Novel organobismuth(V) and organoantimony(V) complexes of Ph3ML2 type were synthesized, in which L = deprotonated 2-acetylbenzoic acid (2AcBH), 4-acetylbenzoic acid (4AcBH) or 5-acetylsalicylic acid (5AcSH) and M = bismuth(V) or antimony(V). Complexes [Ph3Bi(2AcB)2] (1) [Ph3Sb(4AcB)2] (2), [Ph3Bi(4AcB)2] (3) and [Ph3Sb(5AcS)2(.)CHCl3] (4) were characterized by elemental analysis, IR, and NMR. Crystal structures of 2 and 4 were determined by single crystal X-ray diffraction. In vitro cytotoxic activities against cancerous (human chronic myelogenous leukemia, K562 and murine metastatic melanoma, B16F10) and healthy non-cancerous (murine fibroblasts, L929 and murine melanocytes, Melan-A) cells showed that, compared to free ligands, both of the metal complexes are more active as anticancer agents at low concentration in cancerous cell lines, but also possessed toxic effect at comparatively higher concentration towards the non-cancerous cells. The organobismuth(V) complex Ph3Bi(2AcB)2 was found to be more active than the Ph3BiCl2 metal precursor against the tumor cell lines and exhibited the highest selectivity index. Moreover, evaluation of the pro-apoptotic activity of Ph3Bi(2AcB)2 in B16F10 cells, by quantifying the cellular DNA using flow cytometry, indicates that cell cycle arrest and cell apoptosis contribute to the drug cytotoxicity. This work supports the great potential of organobismuth(V) dicarboxylate complexes as anticancer agents.

Novel triphenylantimony(V) and triphenylbismuth(V) complexes with benzoic acid derivatives: structural characterization, in vitro antileishmanial and antibacterial activities and cytotoxicity against macrophages.

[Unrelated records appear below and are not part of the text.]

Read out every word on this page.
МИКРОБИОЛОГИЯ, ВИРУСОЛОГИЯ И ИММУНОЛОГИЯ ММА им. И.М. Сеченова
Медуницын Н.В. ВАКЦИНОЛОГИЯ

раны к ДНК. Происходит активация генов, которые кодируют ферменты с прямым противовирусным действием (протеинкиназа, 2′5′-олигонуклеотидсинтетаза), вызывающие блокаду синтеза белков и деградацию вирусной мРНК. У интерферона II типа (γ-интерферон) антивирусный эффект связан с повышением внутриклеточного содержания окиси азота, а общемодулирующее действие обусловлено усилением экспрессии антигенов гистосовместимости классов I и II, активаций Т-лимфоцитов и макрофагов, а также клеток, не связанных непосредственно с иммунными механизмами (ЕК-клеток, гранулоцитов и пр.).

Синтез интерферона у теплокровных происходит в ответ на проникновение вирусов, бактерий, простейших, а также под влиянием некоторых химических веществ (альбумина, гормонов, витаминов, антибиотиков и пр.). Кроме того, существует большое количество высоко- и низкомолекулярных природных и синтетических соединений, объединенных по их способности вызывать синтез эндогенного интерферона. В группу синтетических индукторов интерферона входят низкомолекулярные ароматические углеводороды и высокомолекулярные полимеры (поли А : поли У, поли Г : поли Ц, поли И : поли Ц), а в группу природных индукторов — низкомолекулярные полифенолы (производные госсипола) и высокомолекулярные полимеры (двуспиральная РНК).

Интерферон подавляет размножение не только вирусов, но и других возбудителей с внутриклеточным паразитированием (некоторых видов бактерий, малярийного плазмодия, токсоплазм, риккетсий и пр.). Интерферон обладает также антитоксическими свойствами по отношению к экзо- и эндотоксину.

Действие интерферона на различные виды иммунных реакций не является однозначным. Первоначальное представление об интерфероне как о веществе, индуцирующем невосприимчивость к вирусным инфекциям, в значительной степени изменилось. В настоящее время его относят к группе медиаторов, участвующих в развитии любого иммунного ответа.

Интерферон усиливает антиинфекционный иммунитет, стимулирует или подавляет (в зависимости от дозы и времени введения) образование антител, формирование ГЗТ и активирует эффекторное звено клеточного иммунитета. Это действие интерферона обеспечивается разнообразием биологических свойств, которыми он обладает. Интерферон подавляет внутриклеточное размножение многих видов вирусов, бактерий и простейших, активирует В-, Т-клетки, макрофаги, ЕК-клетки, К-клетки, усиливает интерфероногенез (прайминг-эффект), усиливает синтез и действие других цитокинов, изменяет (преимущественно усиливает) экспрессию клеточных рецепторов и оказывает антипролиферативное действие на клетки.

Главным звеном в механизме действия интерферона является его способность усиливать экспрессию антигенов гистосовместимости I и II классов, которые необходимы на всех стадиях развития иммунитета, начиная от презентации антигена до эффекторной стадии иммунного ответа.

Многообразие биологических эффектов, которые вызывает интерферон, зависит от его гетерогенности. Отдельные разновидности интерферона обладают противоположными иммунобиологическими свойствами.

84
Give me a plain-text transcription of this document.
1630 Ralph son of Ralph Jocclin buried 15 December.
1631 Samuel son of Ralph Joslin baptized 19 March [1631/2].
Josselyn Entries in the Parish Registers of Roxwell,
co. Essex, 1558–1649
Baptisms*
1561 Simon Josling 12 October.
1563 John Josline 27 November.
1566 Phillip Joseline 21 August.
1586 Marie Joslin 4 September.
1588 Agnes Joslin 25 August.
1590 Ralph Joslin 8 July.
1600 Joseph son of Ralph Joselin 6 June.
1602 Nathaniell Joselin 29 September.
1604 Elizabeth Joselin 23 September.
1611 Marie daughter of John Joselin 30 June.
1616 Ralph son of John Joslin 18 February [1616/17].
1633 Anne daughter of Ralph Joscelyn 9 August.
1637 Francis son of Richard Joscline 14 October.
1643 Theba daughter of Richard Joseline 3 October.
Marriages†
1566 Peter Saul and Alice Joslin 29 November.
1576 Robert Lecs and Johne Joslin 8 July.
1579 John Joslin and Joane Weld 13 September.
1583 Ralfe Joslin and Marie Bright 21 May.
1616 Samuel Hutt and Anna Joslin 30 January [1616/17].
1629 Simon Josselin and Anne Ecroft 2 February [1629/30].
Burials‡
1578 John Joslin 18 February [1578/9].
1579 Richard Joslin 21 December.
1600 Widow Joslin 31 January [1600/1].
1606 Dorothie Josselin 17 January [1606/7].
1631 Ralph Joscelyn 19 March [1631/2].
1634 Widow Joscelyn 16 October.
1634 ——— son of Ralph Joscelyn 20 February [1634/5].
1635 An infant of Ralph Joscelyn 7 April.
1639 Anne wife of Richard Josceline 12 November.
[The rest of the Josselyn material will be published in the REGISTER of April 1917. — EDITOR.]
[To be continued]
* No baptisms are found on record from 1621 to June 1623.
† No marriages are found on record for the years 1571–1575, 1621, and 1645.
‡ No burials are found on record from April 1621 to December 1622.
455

Two novel organoantimony(V) and two organobismuth(V) complexes of the type ML2 were synthesized, with L = acetylsalicylic acid (HL1) or 3-acetoxybenzoic acid (HL2) and M = triphenylantimony(V) (M1) or triphenylbismuth(V) (M2). Complexes, [M1(L1)2] (1), [M1(L2)2]∙CHCl3 (2), [M2(L1)2], (3) and [M2(L2)2] (4), were characterized by elemental analysis, IR and NMR. Crystal structures of triphenylantimony(V) dicarboxylate complexes 1 and 2 were determined by single crystal X-ray diffraction. Structural analyses revealed that 1 and 2 adopt five-coordinated extremely distorted trigonal bipyramidal geometries, binding with three phenyl groups in the equatorial position and two deprotonated organic ligands (L) in the axial sites. The metal complexes, their metal salts and ligands were evaluated in vitro for their activities against Leishmania infantum and amazonensis promastigotes and Staphylococcus aureus and Pseudomonas aeruginosa bacteria. Both the metal complexes showed antileishmanial and antibacterial activities but the bismuth complexes were the most active. Intriguingly, complexation of organobismuth(V) salt reduced its activity against Leishmania, but increased it against bacteria. In vitro cytotoxic test of these complexes against murine macrophages showed that antimony(V) complexes were the least toxic. Considering the selectivity indexes, organoantimony(V) complexes emerge as the most promising antileishmanial agents and organobismuth(V) complex 3 as the best antibacterial agent.